On Thursday we had 2 more songs to track. The approach to one of these songs was very inspired by a "Shed" recording that Jack and George had done, where Jack had done a lot of drum editing and there were sections at about 4 different speeds. We optimized our version to 2 different speeds and Jack and worked with Ableton Live to tweak some of the shed beats so we cold import them into our session on different sections.

Then we listened to everything so far,

and realised there were 3 tunes we needed to retrack:

One was the first song we had done and it just seemed a little out-of-focus (as well as having the second choice snare drum).

Another was simply too scrappy in the verses - Jack had done a programmed version of this verse that sounded really tight and tuff, he played that too me for the first time(!) to illluminate his vision, and George and I connected to it.

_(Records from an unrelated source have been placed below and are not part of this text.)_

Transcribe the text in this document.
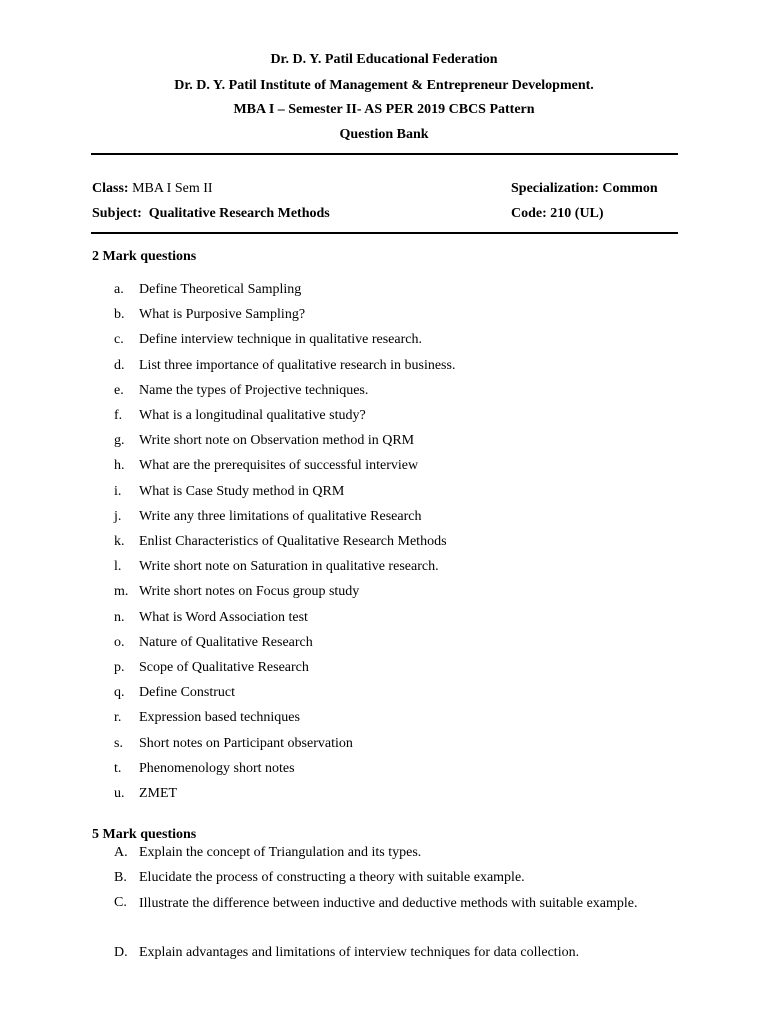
Dr. D. Y. Patil Educational Federation
Dr. D. Y. Patil Institute of Management & Entrepreneur Development.
MBA I – Semester II- AS PER 2019 CBCS Pattern
Question Bank
Class: MBA I Sem II	Specialization: Common
Subject: Qualitative Research Methods	Code: 210 (UL)
2 Mark questions
a. Define Theoretical Sampling
b. What is Purposive Sampling?
c. Define interview technique in qualitative research.
d. List three importance of qualitative research in business.
e. Name the types of Projective techniques.
f. What is a longitudinal qualitative study?
g. Write short note on Observation method in QRM
h. What are the prerequisites of successful interview
i. What is Case Study method in QRM
j. Write any three limitations of qualitative Research
k. Enlist Characteristics of Qualitative Research Methods
l. Write short note on Saturation in qualitative research.
m. Write short notes on Focus group study
n. What is Word Association test
o. Nature of Qualitative Research
p. Scope of Qualitative Research
q. Define Construct
r. Expression based techniques
s. Short notes on Participant observation
t. Phenomenology short notes
u. ZMET
5 Mark questions
A. Explain the concept of Triangulation and its types.
B. Elucidate the process of constructing a theory with suitable example.
C. Illustrate the difference between inductive and deductive methods with suitable example.
D. Explain advantages and limitations of interview techniques for data collection.
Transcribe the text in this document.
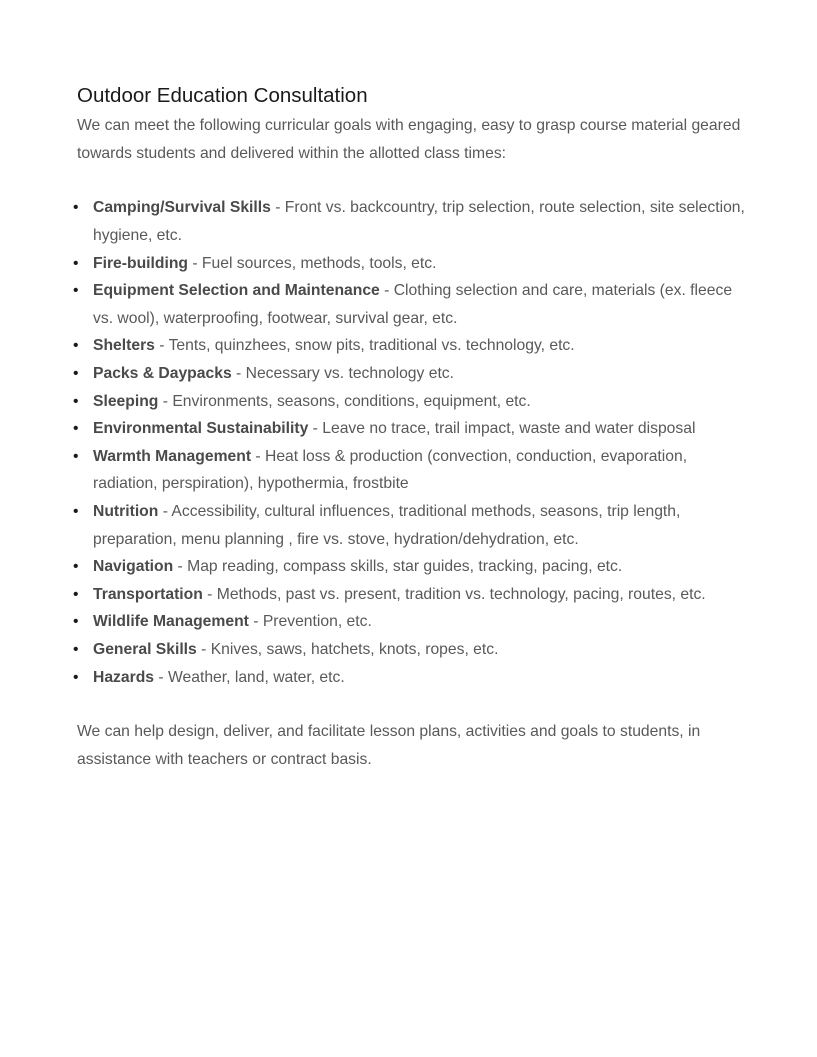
Outdoor Education Consultation

We can meet the following curricular goals with engaging, easy to grasp course material geared towards students and delivered within the allotted class times:

• Camping/Survival Skills - Front vs. backcountry, trip selection, route selection, site selection, hygiene, etc.
• Fire-building - Fuel sources, methods, tools, etc.
• Equipment Selection and Maintenance - Clothing selection and care, materials (ex. fleece vs. wool), waterproofing, footwear, survival gear, etc.
• Shelters - Tents, quinzhees, snow pits, traditional vs. technology, etc.
• Packs & Daypacks - Necessary vs. technology etc.
• Sleeping - Environments, seasons, conditions, equipment, etc.
• Environmental Sustainability - Leave no trace, trail impact, waste and water disposal
• Warmth Management - Heat loss & production (convection, conduction, evaporation, radiation, perspiration), hypothermia, frostbite
• Nutrition - Accessibility, cultural influences, traditional methods, seasons, trip length, preparation, menu planning , fire vs. stove, hydration/dehydration, etc.
• Navigation - Map reading, compass skills, star guides, tracking, pacing, etc.
• Transportation - Methods, past vs. present, tradition vs. technology, pacing, routes, etc.
• Wildlife Management - Prevention, etc.
• General Skills - Knives, saws, hatchets, knots, ropes, etc.
• Hazards - Weather, land, water, etc.

We can help design, deliver, and facilitate lesson plans, activities and goals to students, in assistance with teachers or contract basis.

This programmed version also had a 4's hat in the verses (instead of the 8's hat we were using) and I really liked the feel.

The third song we wanted to redo had Tom and George playing drums together and we felt we could gain focus and get a better sound if we overdubbed Tom's drums.

After retracking two of the songs it suddenly became clear to me that everyone was a bit tired. I called a halt to the session slightly earlier than usual, so we could re-convene, fresh, the next day.

On Friday the band went straight into the studio and played a really cool and focussed version of the final song. I wanted to hear the song with 2 different snare drums (one in the verse and one in the chorus). The band indulged me and it seemed to work very well. [By the way, Tom developed into a bit of a drum tuning hero on this session - he really enjoyed using a torque drum key that Jeff had brought to the session (my Drum Dial did not go down so well!) and purchased one himself, and he was always ready to tweak the drums for optimal sound.]

There was just a little more tracking to do. George really wanted to track one older song, so we quickly did that, and then Jack and George had been working on a beat that we tracked for future reference.



We also grabbed a bit of organ pedal bass on one track (the organ was sounding AMAZING)


We moved swiftly on to backing track editing and tidying up, somewhat ahead of schedule as this was originally planned for next week. Jeff doing an outstanding job as always.



Saturday we continued with editing but also did some extra drum recordings - there was one section of a song where we wanted more mics on Toms drums (those bottom tom mics are just sounding great!) so we had to record George and Tom separately again. Then Mark started the clearing up process.